Podopieczni Pawła Wardy na razie pewnie ogrywają rywali z niższych lig
W sobotnim meczu z Hetmanem Gołąb zagrało tylko 13 zawodników. Nie przeszkodziło to jednak graczom Ruchu w ograniu przeciwnika z A-klasy aż 7:1. Łupem bramkowym podzielili się Błażej Siwek, Bartłomiej Bułhak i Paweł Osojca. Pierwszy z tego grona trafił aż 4 razy, a Bułhak zapisał na swoim koncie 2 gole. – Frekwencja mnie nie martwi, bo wszyscy moi gracze są usprawiedliwieni. Część z nich leczy urazy, a część zatrzymały obowiązki zawodowe. W pierwszej połowie prezentowaliśmy się naprawdę dobrze, a w drugiej zabrakło nam sił, co spowodowało chaos w naszych poczynaniach – wyjaśnia Paweł Warda, trener Ruchu.
Największe zmiany w ekipie wicelidera zaszły na stanowisku prezesa, gdzie Elżbieta Kachnio została zastąpiona przez Krzysztofa Wojewodę, który w przeszłości już miał okazję rządzić klubem z Ryk. – Dlatego myślę, że polityka klubu się nie zmieni. Nadal będziemy starać się stawiać na młodzież z naszego regionu, która ma mieć u nas okazję do zaprezentowania swoich umiejętności – wyjaśnia szkoleniowiec.
Ruch na wiosnę czeka olbrzymie wyzwanie. Piłkarze z Ryk po rundzie jesiennej są na drugim miejscu ze stratą tylko punktu do przewodzących stawce rezerw Wisły Puławy. Pościg może być bardzo trudny, zwłaszcza, że Ruch na razie się osłabia. Do B-klasowych Czarnych Dęblin odszedł Michał Zdunek, a o opuszczeniu klubu myślą także pomocnik Piotr Komosa i bramkarz Artur Kępka. Ten ostatni przez wiele miesięcy był podstawowym golkiperem, ale wiosną bronił tylko w 6 spotkaniach. Znacznie częściej między słupkami Ruchu pojawiał się Bartłomiej Kałaska. 16-latek spisywał się rewelacyjnie i wydaje się, że wiosną Warda postawi właśnie na niego. – Ma spore umiejętności i niezłe predyspozycje. W przyszłości może się naprawdę ciekawie rozwinąć – dodaje szkoleniowiec.

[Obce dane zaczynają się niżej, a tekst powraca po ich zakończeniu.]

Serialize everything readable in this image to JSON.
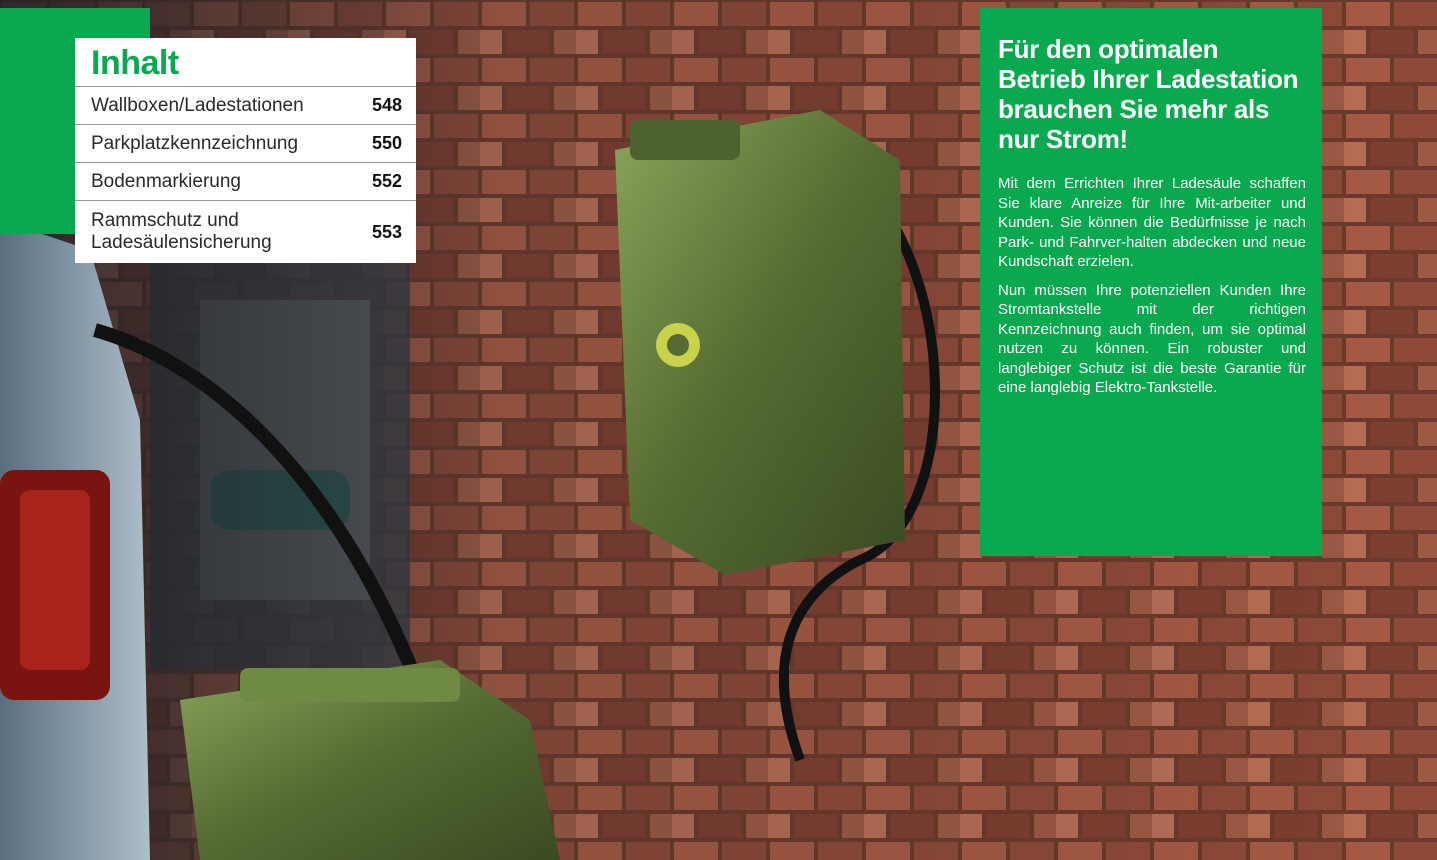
{
  "toc": {
    "title": "Inhalt",
    "items": [
      {
        "label": "Wallboxen/Ladestationen",
        "page": "548"
      },
      {
        "label": "Parkplatzkennzeichnung",
        "page": "550"
      },
      {
        "label": "Bodenmarkierung",
        "page": "552"
      },
      {
        "label": "Rammschutz und Ladesäulensicherung",
        "page": "553"
      }
    ]
  },
  "info": {
    "heading": "Für den optimalen Betrieb Ihrer Ladestation brauchen Sie mehr als nur Strom!",
    "paragraph_1": "Mit dem Errichten Ihrer Ladesäule schaffen Sie klare Anreize für Ihre Mit-arbeiter und Kunden. Sie können die Bedürfnisse je nach Park- und Fahrver-halten abdecken und neue Kundschaft erzielen.",
    "paragraph_2": "Nun müssen Ihre potenziellen Kunden Ihre Stromtankstelle mit der richtigen Kennzeichnung auch finden, um sie optimal nutzen zu können. Ein robuster und langlebiger Schutz ist die beste Garantie für eine langlebig Elektro-Tankstelle."
  },
  "colors": {
    "brand_green": "#0aa84f",
    "brick": "#8a4a38"
  },
  "photo": {
    "icons": [
      "wall-charger-jerrycan",
      "floor-jerrycan",
      "car-taillight",
      "charging-cable"
    ]
  }
}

Pytanie tylko, czy młody golkiper wytrzyma presję związaną z walką o awans? – Nie czujemy presji. Chcemy grać jak najlepiej i wygrywać. Wisła, która jesienią regularnie wzmacniała się graczami z pierwszej ligi, jest poza zasięgiem wszystkich w „okręgówce”. To jest jednak sport, dlatego do końca będziemy walczyć o awans. Nasze cele zweryfikuje początek rozgrywek, kiedy zagramy m.in. ze Stalą Poniatowa, Orionem Niedrzwica czy Opolaninem Opole Lubelskie. Chcemy przygotować szczyt formy na te spotkania – kończy szkoleniowiec.